The Public Accounts Committee (PAC) has today (1 November) expressed concerns on the recovery of the £3 billion committed to funding Bulb.
Failed energy supplier Bulb entered Special Administration in November 2021 amid the energy crisis and, in order to stabilise the energy supplier, the UK government invested £3.02 billion of taxpayer funds to ensure its 1.5 million customers remained insulated.
However, with Octopus Energy having successfully acquired Bulb in December 2022, the PAC has estimated that £2.96 billion of taxpayer funds could be recovered from Octopus, but this would incur a shortfall of £246 million to be borne by billpayers.
An additional burden for many households already preparing for yet another harsh winter period, with energy prices set to increase yet again.
But the costs to billpayers does not end here. PAC added that the £246 million shortfall is in addition to the estimated £2.7 billion incurred for the other energy suppliers that collapsed before Bulb.
It is worth noting that the recovery of funding is also dependent on the continued commercial success of Octopus Energy and could be deferred to September 2025 if wholesale energy market conditions worsen.

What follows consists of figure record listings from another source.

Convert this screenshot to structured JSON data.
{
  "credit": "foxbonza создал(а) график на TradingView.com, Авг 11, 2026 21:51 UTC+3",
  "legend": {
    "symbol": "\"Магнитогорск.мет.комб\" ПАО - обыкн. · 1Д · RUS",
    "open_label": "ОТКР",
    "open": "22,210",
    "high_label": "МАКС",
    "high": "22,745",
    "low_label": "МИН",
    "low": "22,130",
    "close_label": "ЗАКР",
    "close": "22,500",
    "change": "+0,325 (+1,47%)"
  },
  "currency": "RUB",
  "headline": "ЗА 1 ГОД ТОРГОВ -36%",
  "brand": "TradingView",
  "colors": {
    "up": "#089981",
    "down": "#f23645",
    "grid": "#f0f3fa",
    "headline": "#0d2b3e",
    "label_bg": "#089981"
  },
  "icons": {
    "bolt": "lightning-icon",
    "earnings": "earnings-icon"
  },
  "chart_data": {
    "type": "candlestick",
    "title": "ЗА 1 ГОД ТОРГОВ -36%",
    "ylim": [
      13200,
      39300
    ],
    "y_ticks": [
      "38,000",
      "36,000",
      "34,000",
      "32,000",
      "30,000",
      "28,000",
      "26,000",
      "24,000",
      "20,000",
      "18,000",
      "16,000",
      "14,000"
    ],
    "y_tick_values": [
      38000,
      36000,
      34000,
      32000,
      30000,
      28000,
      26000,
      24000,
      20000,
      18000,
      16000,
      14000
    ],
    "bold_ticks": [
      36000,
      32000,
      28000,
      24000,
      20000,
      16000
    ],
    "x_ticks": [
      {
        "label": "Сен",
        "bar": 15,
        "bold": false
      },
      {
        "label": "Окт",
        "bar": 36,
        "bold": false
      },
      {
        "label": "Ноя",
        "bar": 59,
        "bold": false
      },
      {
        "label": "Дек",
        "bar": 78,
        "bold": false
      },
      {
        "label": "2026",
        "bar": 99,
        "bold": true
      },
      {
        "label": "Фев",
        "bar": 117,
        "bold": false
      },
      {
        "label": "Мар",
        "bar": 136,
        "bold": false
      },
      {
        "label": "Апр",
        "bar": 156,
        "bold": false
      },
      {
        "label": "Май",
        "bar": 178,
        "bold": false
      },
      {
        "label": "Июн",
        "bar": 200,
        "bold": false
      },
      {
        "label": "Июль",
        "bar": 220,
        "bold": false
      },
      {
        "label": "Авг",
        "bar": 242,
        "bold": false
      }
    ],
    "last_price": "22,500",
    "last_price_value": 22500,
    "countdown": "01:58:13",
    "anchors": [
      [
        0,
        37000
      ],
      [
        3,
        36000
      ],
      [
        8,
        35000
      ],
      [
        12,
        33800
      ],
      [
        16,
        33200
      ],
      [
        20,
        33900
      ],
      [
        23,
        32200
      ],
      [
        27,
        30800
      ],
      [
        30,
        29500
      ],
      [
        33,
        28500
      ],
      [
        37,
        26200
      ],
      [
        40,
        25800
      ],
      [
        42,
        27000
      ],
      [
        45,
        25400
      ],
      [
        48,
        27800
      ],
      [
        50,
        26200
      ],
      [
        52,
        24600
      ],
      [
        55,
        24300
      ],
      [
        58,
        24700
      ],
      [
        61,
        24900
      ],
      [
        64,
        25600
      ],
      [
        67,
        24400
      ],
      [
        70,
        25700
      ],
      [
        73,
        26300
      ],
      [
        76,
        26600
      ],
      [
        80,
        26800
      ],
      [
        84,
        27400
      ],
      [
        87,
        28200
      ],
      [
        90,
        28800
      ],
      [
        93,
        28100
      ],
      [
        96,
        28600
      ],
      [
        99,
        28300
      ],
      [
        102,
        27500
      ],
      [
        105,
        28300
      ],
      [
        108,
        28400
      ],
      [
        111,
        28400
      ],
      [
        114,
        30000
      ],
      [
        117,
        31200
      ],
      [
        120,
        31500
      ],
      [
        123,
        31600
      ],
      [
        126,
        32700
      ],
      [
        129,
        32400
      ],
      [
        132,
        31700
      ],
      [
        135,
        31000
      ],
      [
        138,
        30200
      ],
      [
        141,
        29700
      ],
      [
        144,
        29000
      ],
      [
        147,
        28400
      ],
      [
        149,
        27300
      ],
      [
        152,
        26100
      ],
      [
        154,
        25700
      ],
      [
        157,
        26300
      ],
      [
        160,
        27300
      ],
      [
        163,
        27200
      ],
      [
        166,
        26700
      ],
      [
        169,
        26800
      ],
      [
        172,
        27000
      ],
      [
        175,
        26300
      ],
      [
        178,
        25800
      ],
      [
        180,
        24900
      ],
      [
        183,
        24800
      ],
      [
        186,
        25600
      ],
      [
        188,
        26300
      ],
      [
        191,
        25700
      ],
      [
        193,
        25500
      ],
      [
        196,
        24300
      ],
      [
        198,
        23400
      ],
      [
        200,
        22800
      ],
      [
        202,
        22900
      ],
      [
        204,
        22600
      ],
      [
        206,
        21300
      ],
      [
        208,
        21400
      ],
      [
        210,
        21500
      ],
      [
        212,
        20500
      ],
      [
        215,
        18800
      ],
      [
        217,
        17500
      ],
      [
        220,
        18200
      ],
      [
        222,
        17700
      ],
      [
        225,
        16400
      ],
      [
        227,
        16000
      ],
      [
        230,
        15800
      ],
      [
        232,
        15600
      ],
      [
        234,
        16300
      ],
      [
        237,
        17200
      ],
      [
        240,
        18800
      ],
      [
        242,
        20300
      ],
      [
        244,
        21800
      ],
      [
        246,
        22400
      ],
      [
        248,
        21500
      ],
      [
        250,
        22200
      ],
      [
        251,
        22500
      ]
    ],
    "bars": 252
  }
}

The PAC has also called for details of the final cost to the taxpayer, including how much has been repaid by Octopus and any shortfall that government plans to recover from consumers.
PAC calls out Ofgem’s ‘low bar’ approach in licencing
Another aspect considered by PAC is the “low bar” approach taken by energy regulator Ofgem in licensing energy suppliers. The Committee highlighted that between 2010 and May 2022, at least 73 new energy suppliers entered the market whilst at least 65 suppliers exited the market over the same period.
PAC stated that “Ofgem’s failure to ensure suppliers’ financial resilience resulted in costs to the public when companies failed” and that the energy regulator and government should work to ensure that only suppliers with the necessary financial resilience to survive challenging market conditions are granted licences at the same time as promoting healthy competition in the energy market.
Meg Hillier MP, chair of the Public Accounts Committee, said: “Our report is a sobering reminder that we are still living with the fallout of the failure of so many energy suppliers in 2021-22.
“While the government and regulators did the right thing in moving swiftly to protect consumers, the uncomfortable truth remains that the recovery of that investment hangs on the commercial success of one company. The public can ill afford such uncertainty, particularly in challenging economic times.
“It is now increasingly urgent that those who have yet to access government support are helped to do so. The wider question now for Ofgem and government is how to strike the right balance between resilience and competition in the energy market.”
Hillier added: “The ‘low bar’ approach to licensing new suppliers in the hope that competition and innovation would follow resulted in a market built on sand. This underlying fragility must now be firmly consigned to the past to ensure consumers are protected in the future.”